He said during testimony before the Senate Banking Committee last Tuesday that while NCUA does things with which he takes issue, it "understands the nuances" of credit unions better than a larger regulator would.
In a written statement submitted to the committee, NAFCU Senior Vice President Dan Berger also stressed the positive results of keeping the NCUA separate.
"The regulatory structure consisting of an independent regulator in the form of the National Credit Union Association along with an independent insurance fund has served the credit union community well over the last several decades," he wrote.
Credit unions received little attention at the session, one of a series of hearings the panel is holding to lay the groundwork for an overhaul of the way financial services are regulated. Much of the focus was on the testimony of representatives of the banks, community banks and consumers.
Much of the discussion focused on the creation of a systemic risk regulator-a super regulator that would set broad regulatory policy and seek to avoid some of problems that caused the economic collapse.
Senate Banking Committee Chairman Christopher Dodd (D-Conn.) said one possibility might be to have several agencies-the Fed, the FDIC and the Office of Comptroller of the Currency operate as a council to set broad regulatory policy.
Most senators and witnesses said they opposed making the Fed the sole regulator because of conflicts with its role setting monetary policy and because some question its independence.
Mica said such a regulator shouldn't oversee credit unions because the credit unions have "shunned undue risk."
He said the NCUA's decision to place U.S. Central Corporate Federal Credit Union and Western Corporate Federal Credit Union into conservatorship shouldn't cause an increase in regulation of credit unions because those were isolated incidents.
Mica explained that those corporates got into trouble because the recession and market volatility caused the value of securities that they held to drop.
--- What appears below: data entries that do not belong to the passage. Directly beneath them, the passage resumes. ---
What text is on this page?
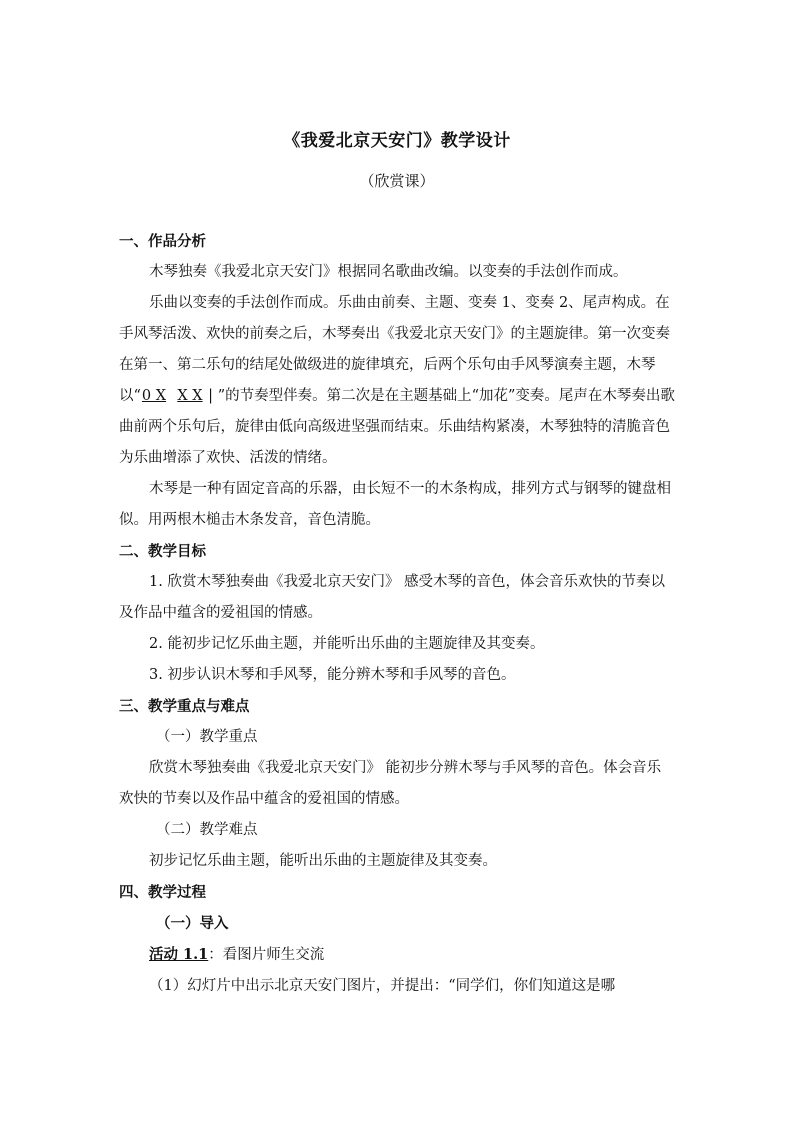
《我爱北京天安门》教学设计
（欣赏课）

一、作品分析

木琴独奏《我爱北京天安门》根据同名歌曲改编。以变奏的手法创作而成。

乐曲以变奏的手法创作而成。乐曲由前奏、主题、变奏 1、变奏 2、尾声构成。在手风琴活泼、欢快的前奏之后，木琴奏出《我爱北京天安门》的主题旋律。第一次变奏在第一、第二乐句的结尾处做级进的旋律填充，后两个乐句由手风琴演奏主题，木琴以“0 X X X | ”的节奏型伴奏。第二次是在主题基础上“加花”变奏。尾声在木琴奏出歌曲前两个乐句后，旋律由低向高级进坚强而结束。乐曲结构紧凑，木琴独特的清脆音色为乐曲增添了欢快、活泼的情绪。

木琴是一种有固定音高的乐器，由长短不一的木条构成，排列方式与钢琴的键盘相似。用两根木槌击木条发音，音色清脆。

二、教学目标

1. 欣赏木琴独奏曲《我爱北京天安门》 感受木琴的音色，体会音乐欢快的节奏以及作品中蕴含的爱祖国的情感。

2. 能初步记忆乐曲主题，并能听出乐曲的主题旋律及其变奏。

3. 初步认识木琴和手风琴，能分辨木琴和手风琴的音色。

三、教学重点与难点

（一）教学重点

欣赏木琴独奏曲《我爱北京天安门》 能初步分辨木琴与手风琴的音色。体会音乐欢快的节奏以及作品中蕴含的爱祖国的情感。

（二）教学难点

初步记忆乐曲主题，能听出乐曲的主题旋律及其变奏。

四、教学过程

（一）导入

活动 1.1：看图片师生交流

（1）幻灯片中出示北京天安门图片，并提出：“同学们，你们知道这是哪
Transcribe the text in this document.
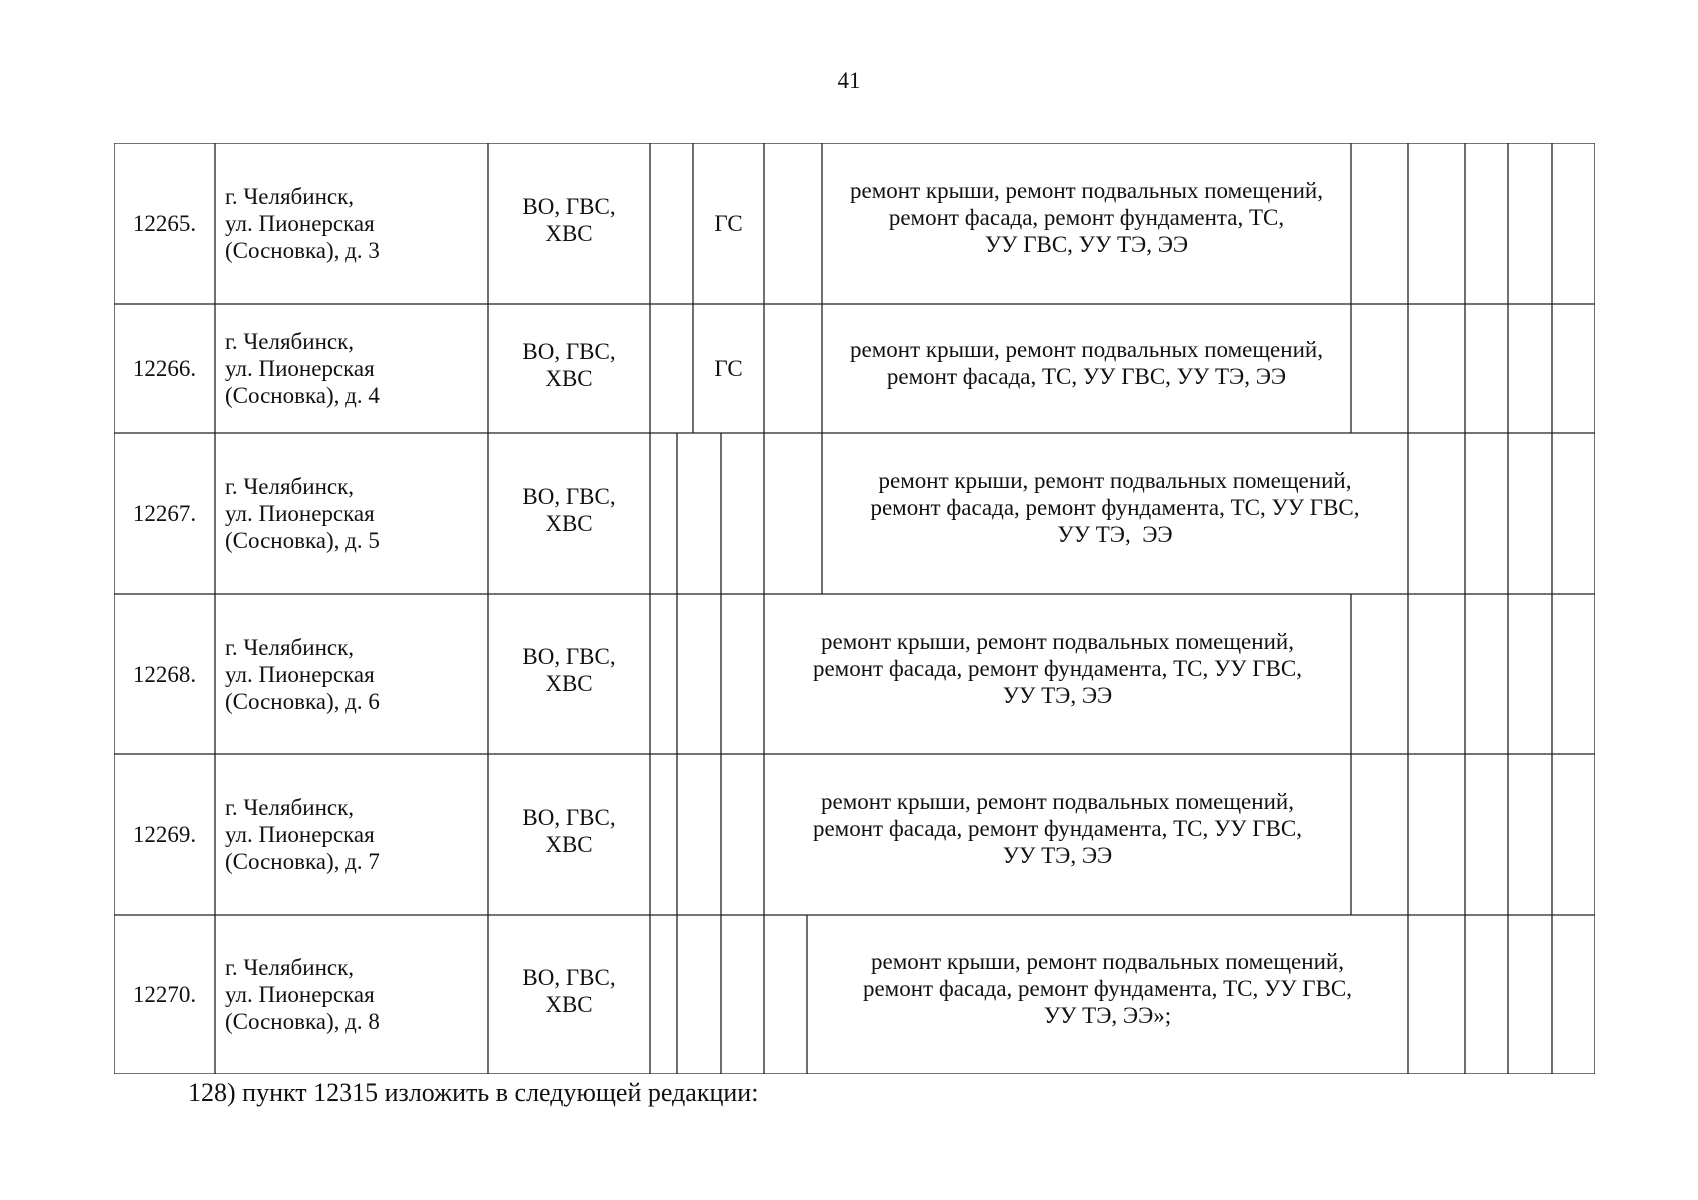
41
12265.
г. Челябинск,
ул. Пионерская
(Сосновка), д. 3
ВО, ГВС,
ХВС	ГС
ремонт крыши, ремонт подвальных помещений,
ремонт фасада, ремонт фундамента, ТС,
УУ ГВС, УУ ТЭ, ЭЭ
12266.
г. Челябинск,
ул. Пионерская
(Сосновка), д. 4
ВО, ГВС,
ХВС	ГС
ремонт крыши, ремонт подвальных помещений,
ремонт фасада, ТС, УУ ГВС, УУ ТЭ, ЭЭ
12267.
г. Челябинск,
ул. Пионерская
(Сосновка), д. 5
ВО, ГВС,
ХВС
ремонт крыши, ремонт подвальных помещений,
ремонт фасада, ремонт фундамента, ТС, УУ ГВС,
УУ ТЭ,  ЭЭ
12268.
г. Челябинск,
ул. Пионерская
(Сосновка), д. 6
ВО, ГВС,
ХВС
ремонт крыши, ремонт подвальных помещений,
ремонт фасада, ремонт фундамента, ТС, УУ ГВС,
УУ ТЭ, ЭЭ
12269.
г. Челябинск,
ул. Пионерская
(Сосновка), д. 7
ВО, ГВС,
ХВС
ремонт крыши, ремонт подвальных помещений,
ремонт фасада, ремонт фундамента, ТС, УУ ГВС,
УУ ТЭ, ЭЭ
12270.
г. Челябинск,
ул. Пионерская
(Сосновка), д. 8
ВО, ГВС,
ХВС
ремонт крыши, ремонт подвальных помещений,
ремонт фасада, ремонт фундамента, ТС, УУ ГВС,
УУ ТЭ, ЭЭ»;
128) пункт 12315 изложить в следующей редакции:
He noted that many of those securities had been rated AAA or AA before the economic collapse.
Dodd also said they would include new rules overseeing ratings agencies when they revamp the regulatory system.
Christopher Whalen, who runs a risk analysis firm, told the panel that it is difficult for him to evaluate many credit unions because the data collection at the NCUA is slow and many updates are not available in real-time.
Mica conceded that the NCUA's system "could be better."
The agency recently approved a revamped data-collection system that will begin in the third quarter for federally insured, natural person credit unions to submit reports and information through a Web-based system. Corporate credit unions will be able to use the system starting in 2010.
Mica also used the hearing to reiterate his case for lifting the 12.25% of assets cap on credit union member business loans.
"We can put $10 billion on Main Street in small business loans," Mica said in response to a question from Sen. Charles Schumer (D-N.Y.), who has said he plans to introduce legislation to lift the cap. He said it was necessary because many banks have slowed down their lending and businesses with good credit are losing their lines of credit.
But Dodd told reporters after the hearing that before removing or lifting the cap, his panel needs to be certain that the NCUA has the capacity to deal with additional commercial lending. He also said that the panel might look into lifting the cap temporarily during the current recession or raising the cap, rather than eliminating it altogether.